The Backbone of Innovation: Rail Coach Factory (RCF)
The true measure of technology’s power, however, began to unfold with the next generation.
“Your father, Kaushal Kishore, was a pioneer,” Dadaji beamed. “He started his career at Rail Coach Factory (RCF), Kapurthala, in the new millennium, and he saw the difference immediately.”
RCF was a modern, digitally driven manufacturing unit. Kaushal often described to a young Kshitij how the Information Systems were the real backbone of the new product development. Unlike the older factories like the Integral Coach Factory (ICF) in Chennai, which relied on outdated drawings and took years to develop a new passenger coach design, RCF was different.
“Your Papa would always tell me how RCF could switch from one coach design to another in a matter of months,” Kshitij remembered. “Everything—from the Computer-Aided Design (CAD) models to the inventory management and Computer Numerical Control (CNC) machinery—was integrated. This digital capability made them agile.

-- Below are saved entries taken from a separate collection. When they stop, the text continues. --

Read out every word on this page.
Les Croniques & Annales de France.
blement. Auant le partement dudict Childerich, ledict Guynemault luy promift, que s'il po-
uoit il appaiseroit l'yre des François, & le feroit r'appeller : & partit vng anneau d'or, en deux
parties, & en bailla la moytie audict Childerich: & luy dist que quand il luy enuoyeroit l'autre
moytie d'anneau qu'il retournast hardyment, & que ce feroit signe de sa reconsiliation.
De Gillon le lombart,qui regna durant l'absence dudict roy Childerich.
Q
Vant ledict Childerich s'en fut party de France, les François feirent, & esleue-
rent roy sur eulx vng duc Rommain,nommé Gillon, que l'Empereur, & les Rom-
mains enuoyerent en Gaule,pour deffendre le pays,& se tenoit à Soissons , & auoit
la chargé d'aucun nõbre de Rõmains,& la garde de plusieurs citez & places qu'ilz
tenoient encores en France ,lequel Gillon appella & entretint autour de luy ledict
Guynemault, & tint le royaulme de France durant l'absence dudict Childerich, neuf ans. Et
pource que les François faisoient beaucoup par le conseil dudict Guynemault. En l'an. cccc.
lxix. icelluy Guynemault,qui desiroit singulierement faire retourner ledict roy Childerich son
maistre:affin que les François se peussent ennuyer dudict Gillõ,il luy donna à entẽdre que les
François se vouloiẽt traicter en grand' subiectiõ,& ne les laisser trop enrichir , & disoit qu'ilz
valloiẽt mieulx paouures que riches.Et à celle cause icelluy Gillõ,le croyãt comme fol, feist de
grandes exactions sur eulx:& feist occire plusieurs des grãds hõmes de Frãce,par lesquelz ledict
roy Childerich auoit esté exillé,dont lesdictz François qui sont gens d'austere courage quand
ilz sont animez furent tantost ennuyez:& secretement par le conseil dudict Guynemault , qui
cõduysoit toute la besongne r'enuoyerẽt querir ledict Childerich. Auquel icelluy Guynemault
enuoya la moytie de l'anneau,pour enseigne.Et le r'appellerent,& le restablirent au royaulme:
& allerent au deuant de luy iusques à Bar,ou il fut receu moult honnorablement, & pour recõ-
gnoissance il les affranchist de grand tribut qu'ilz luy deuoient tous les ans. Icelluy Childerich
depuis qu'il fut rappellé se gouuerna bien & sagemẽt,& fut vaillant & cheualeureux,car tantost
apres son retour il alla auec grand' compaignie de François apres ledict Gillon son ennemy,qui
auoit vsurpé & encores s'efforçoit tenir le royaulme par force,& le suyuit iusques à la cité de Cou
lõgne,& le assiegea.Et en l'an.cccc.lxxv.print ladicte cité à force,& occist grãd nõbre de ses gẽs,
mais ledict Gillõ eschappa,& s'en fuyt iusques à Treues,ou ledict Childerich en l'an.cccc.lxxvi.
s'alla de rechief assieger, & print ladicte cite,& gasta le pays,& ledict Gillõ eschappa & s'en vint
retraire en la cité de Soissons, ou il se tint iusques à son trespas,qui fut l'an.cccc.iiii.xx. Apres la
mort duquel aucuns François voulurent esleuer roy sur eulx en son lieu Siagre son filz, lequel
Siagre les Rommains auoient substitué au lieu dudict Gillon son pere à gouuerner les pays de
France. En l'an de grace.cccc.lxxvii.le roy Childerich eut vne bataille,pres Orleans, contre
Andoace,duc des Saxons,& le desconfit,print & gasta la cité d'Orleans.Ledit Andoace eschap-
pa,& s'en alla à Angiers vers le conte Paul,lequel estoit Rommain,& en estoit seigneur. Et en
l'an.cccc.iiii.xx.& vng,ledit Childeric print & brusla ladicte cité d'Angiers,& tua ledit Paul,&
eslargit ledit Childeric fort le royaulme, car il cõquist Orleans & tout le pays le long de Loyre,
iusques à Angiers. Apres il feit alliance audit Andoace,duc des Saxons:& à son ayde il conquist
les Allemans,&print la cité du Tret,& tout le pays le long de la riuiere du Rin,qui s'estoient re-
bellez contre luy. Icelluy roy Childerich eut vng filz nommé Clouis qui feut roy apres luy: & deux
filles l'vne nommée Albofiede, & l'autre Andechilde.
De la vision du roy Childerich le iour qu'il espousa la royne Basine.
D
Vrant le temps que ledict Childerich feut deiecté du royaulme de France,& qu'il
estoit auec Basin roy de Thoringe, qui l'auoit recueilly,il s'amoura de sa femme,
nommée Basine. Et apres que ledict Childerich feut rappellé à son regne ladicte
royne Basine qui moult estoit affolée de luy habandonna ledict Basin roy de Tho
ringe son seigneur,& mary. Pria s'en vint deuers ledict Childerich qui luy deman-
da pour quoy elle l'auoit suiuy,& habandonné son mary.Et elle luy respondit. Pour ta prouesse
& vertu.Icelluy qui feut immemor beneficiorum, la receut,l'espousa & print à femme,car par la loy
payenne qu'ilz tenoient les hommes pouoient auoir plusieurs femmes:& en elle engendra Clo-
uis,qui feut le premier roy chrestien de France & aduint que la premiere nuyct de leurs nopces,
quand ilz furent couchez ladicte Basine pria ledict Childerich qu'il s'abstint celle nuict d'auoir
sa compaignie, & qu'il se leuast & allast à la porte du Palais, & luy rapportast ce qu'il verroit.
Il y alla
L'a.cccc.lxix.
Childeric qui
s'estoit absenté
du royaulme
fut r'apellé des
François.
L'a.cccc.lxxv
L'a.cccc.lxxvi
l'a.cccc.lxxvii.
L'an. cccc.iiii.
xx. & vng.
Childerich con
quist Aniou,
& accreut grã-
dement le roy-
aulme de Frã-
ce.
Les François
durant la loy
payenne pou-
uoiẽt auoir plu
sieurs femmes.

RCF’s rapid adoption of LHB technology and modern manufacturing processes proved that technology was the engine of speed and quality.”

The Deep Embrace: Integral Coach Factory (ICF)
Now, years later, Kshitij himself was a railway engineer. But he didn’t work at RCF. He worked at the Integral Coach Factory (ICF) in Chennai—the very old factory his father had compared RCF to.
He stood in the massive shed, the rhythmic clang of metal echoing off the walls, watching the assembly of a new Vande Bharat Express train—a high-speed, world-class passenger train.
The old ICF was unrecognizable. It wasn’t just using computers; it was a completely transformed organization. Technology wasn’t a separate department; it was woven into the very DNA of the factory. He saw robots welding with perfect precision, engineers using augmented reality headsets for inspection, and a seamless digital feedback loop from the testing tracks to the design labs.
Kshitij leaned back, marvelling at the transformation. The story of Indian Railways, in his lifetime, was a testament to how a mammoth, conservative organization had not just accepted but deeply embedded, absorbed, and assimilated new technology.
- The initial fear of the Luddite (Dadaji) had given way to the Agile Manufacturer (Papa Kaushal).
- The Agile Manufacturer had paved the way for the Deeply Embedded Technocrat (Kshitij).
The entire organization had realized that technology was not a threat to the worker, but a multiplier of their capability, allowing them to design and produce faster, safer, and more advanced trains like the Vande Bharat. The protests of the past were now a faint echo, overshadowed by the roar of a modern, technologically empowered nation riding on its new, faster tracks.
Kshitij was an early riser. His mind was at its best early in the morning. Next morning at 0500 hrs, he woke up wondering as to what his son would be doing with all the AI tools, twenty years hence !!
This short story is a work of fiction based on life experiences.